How to Use orderBy in PySpark - Sorting DataFrames
Sorting data is a crucial step in data processing and analysis. In Apache Spark, you can use the orderBy function to sort DataFrames in PySpark. This tutorial will guide you through the process of using orderBy with practical examples and explanations.
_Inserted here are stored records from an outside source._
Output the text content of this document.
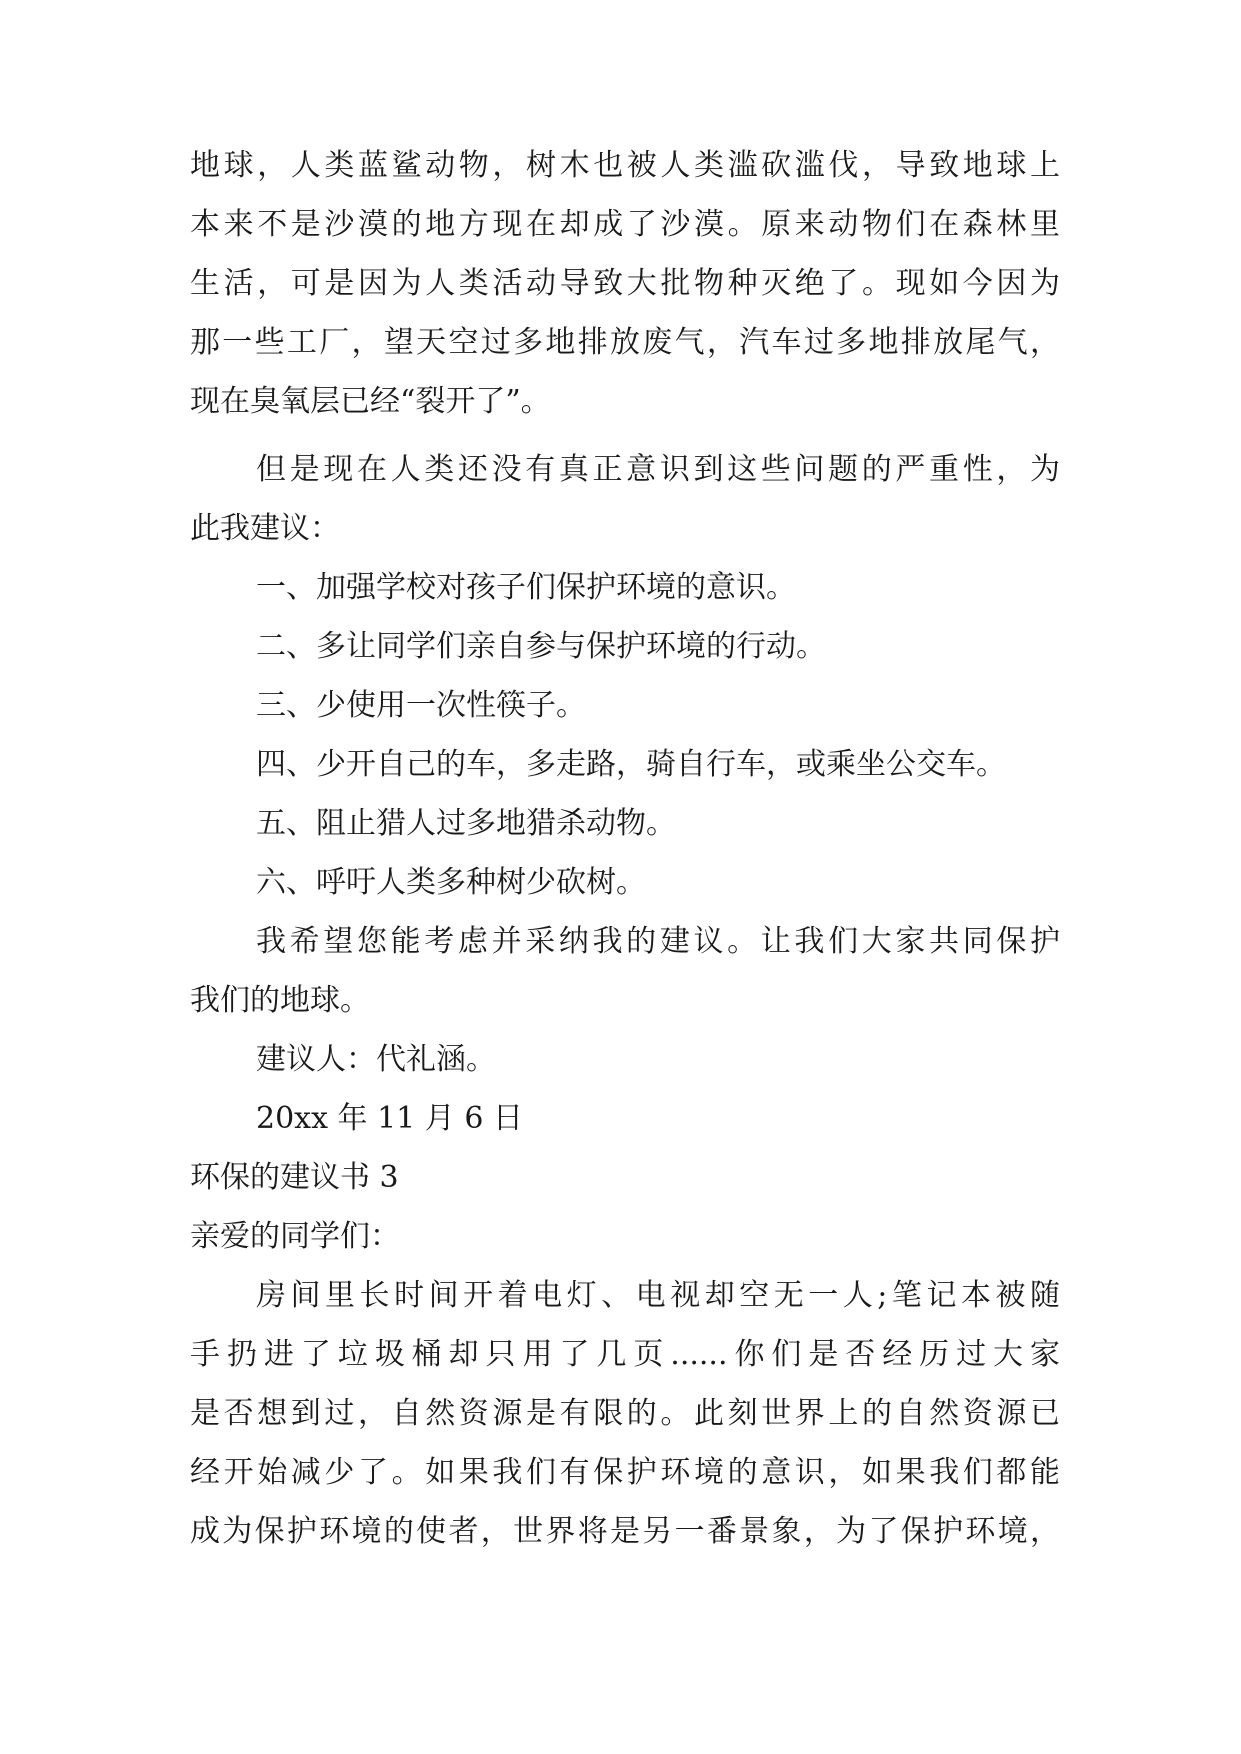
地球，人类蓝鲨动物，树木也被人类滥砍滥伐，导致地球上
本来不是沙漠的地方现在却成了沙漠。原来动物们在森林里
生活，可是因为人类活动导致大批物种灭绝了。现如今因为
那一些工厂，望天空过多地排放废气，汽车过多地排放尾气，
现在臭氧层已经“裂开了”。
但是现在人类还没有真正意识到这些问题的严重性，为
此我建议：
一、加强学校对孩子们保护环境的意识。
二、多让同学们亲自参与保护环境的行动。
三、少使用一次性筷子。
四、少开自己的车，多走路，骑自行车，或乘坐公交车。
五、阻止猎人过多地猎杀动物。
六、呼吁人类多种树少砍树。
我希望您能考虑并采纳我的建议。让我们大家共同保护
我们的地球。
建议人：代礼涵。
20xx 年 11 月 6 日
环保的建议书 3
亲爱的同学们：
房间里长时间开着电灯、电视却空无一人;笔记本被随
手扔进了垃圾桶却只用了几页......你们是否经历过大家
是否想到过，自然资源是有限的。此刻世界上的自然资源已
经开始减少了。如果我们有保护环境的意识，如果我们都能
成为保护环境的使者，世界将是另一番景象，为了保护环境，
| Roll | First Name | Age | Last Name |
|---|---|---|---|
| 1 | Ankit | 25 | Sharma |
| 2 | Vijay | 35 | Singh |
| 3 | Rohit | 29 | Mehta |
Here’s how you can sort the above DataFrame using PySpark:
from pyspark.sql import SparkSession
from pyspark.sql import Row
from pyspark.sql.types import StructType, StructField, IntegerType, StringType
from pyspark.sql.functions import col
# Initialize Spark session
spark = SparkSession.builder \
.appName("Order by or sort column in a Spark DataFrame") \
.master("local") \
.getOrCreate()
# Define the schema
schema = StructType([
StructField("roll", IntegerType(), True),
StructField("first_name", StringType(), True),
StructField("age", IntegerType(), True),
StructField("last_name", StringType(), True)
])
# Create data
data = [
Row(1, "Ankit", 25, "Sharma"),
Row(2, "Vijay", 35, "Singh"),
Row(3, "Rohit", 29, "Mehta")
]
# Parallelize the data
rdd = spark.sparkContext.parallelize(data)
# Create DataFrame
testDF = spark.createDataFrame(rdd, schema)
# Order DataFrame by age
transformedDF = testDF.orderBy(col("age"))
# Show results
transformedDF.show()
This will sort the DataFrame by the age column in ascending order.
# Order DataFrame by age in descending order
transformedDF = testDF.orderBy(col("age").desc())
# Show results
transformedDF.show()
By using the orderBy function, you can easily sort your PySpark DataFrames according to the specific requirements of your analysis.